今夜はイートイット
しくじった。私は、ジパングの地を踏むことに成功はしたのだが。…
この島の住人にひどく追いかけられてしまった。 私が聞いた限りでは、勝手な宗教布教や商売をしない限りは、温厚と言っていたんだけどな。
全く話を聞く姿勢が見られず。まるで獲物を狩るかのような眼をしていたな。あれは。
まぁ。なんとかその鬼ごっこは、終わった。
なんだが。個人的な問題が私を襲う。コホコホ。逃げた船に、ステロイド吸引薬を忘れた。あと、解熱鎮痛剤もだ。まじ最悪。私ってまじ馬鹿で笑えない。
鉱山や炭坑で働いたせいなのだろう。小さい頃から、喘息というものになりやすい。この吸引薬がないのはきついなぁ。そして、私には、仕事の事故で左手の小指がなくなっている。だから、たまに痛くなる時がある。我慢できない痛みではないんだけど飲むと痛みが嘘のようになくなる。また、生理痛の時に飲んだりもしてたから。はぁー。
薬がないことに気がついた途端に左手の小指の痛みと息苦しさが。咳が止まらない。苦しい。この体、何がいいんだろう。早くこの苦しみから解き放たれたい。
『おや。もしかして、この煙がイタズラを?それなら悪いね。』
ビクッと体をはねらせて、優しい声の方を振り向く。そこには、何というか……
羊の腸の詰め物?スパイスが効いててあの……
そう!ソーセージだ!ソーセージの着ぐるみに入った人が喋っている。
失礼だが、笑いそうになった。
だけど、なんか笑ったら殺されそうな気もしたので、なんとか、笑いを堪えて悟られないように努めた。
違うんだよ。昔からこうなだけ。あんたは、この土地の人?なんか違うような気もするけど。
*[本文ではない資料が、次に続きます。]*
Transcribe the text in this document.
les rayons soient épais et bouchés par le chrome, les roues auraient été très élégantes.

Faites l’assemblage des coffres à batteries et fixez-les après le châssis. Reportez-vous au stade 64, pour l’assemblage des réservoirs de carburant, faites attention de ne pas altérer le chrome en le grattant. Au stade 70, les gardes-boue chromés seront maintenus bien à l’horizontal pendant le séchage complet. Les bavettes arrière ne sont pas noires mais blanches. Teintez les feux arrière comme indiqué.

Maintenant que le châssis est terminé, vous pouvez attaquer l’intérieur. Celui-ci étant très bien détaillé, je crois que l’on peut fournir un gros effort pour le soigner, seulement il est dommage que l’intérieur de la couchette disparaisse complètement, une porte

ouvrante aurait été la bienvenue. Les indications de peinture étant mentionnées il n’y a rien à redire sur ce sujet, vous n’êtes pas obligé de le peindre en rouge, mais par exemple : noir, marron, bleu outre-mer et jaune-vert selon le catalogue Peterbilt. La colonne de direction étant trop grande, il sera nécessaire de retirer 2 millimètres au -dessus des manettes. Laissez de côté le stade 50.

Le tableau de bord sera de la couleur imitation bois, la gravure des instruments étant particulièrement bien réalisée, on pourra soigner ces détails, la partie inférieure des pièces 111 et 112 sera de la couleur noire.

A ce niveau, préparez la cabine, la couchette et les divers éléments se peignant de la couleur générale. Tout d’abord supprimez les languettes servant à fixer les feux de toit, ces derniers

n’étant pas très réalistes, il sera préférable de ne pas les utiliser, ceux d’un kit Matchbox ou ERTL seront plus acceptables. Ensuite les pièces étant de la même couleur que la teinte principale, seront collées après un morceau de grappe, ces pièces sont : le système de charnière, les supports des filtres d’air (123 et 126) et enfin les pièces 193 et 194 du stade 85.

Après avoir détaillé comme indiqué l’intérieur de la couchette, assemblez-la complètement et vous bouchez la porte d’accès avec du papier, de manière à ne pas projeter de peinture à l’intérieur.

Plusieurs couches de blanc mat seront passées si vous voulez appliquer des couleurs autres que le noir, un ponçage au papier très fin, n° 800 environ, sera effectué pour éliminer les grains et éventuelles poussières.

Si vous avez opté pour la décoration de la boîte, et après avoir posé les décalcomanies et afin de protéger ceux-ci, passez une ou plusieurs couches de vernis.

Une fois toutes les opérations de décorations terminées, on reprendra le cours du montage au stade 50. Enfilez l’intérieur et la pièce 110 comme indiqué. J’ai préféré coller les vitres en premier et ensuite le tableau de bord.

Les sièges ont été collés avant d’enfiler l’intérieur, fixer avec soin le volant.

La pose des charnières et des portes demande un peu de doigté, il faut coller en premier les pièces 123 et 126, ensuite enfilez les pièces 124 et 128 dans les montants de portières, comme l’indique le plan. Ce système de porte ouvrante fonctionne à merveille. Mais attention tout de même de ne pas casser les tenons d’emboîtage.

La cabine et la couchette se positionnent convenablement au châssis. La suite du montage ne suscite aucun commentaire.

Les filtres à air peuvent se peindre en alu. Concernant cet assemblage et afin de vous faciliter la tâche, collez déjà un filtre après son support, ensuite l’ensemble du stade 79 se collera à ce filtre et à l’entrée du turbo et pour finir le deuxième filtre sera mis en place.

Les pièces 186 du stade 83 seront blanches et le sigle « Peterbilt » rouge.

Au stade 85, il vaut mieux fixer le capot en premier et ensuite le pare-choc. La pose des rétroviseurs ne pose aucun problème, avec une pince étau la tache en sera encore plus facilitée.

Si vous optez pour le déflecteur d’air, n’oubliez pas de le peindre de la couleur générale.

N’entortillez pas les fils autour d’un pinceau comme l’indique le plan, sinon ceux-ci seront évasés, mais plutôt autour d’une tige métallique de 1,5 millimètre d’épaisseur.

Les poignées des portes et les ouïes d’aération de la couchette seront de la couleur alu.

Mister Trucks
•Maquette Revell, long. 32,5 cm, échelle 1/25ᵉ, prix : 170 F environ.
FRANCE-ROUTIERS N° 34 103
『俺?俺は、もちろん。違うよ。出会いを求めて旅をしているだけさ。』
まじかよ。そんな格好で旅してんのかよ。うはぁー❣️吹き出しそうになった。
『もう、外は、暗闇だ。今夜は一緒にイートイットするかい?』
ふふ。くはは。あははは。
あんた、面白いね。絶対悪い人じゃないんだろうね。間違いないわ。安心した。アタシも一緒にイートイットしていい?
『もちろん!!君は若い。だから食べて。食べなければね。』
私は、初めてこんな面白い人にあった。どんな食事が出るのか楽しみだ。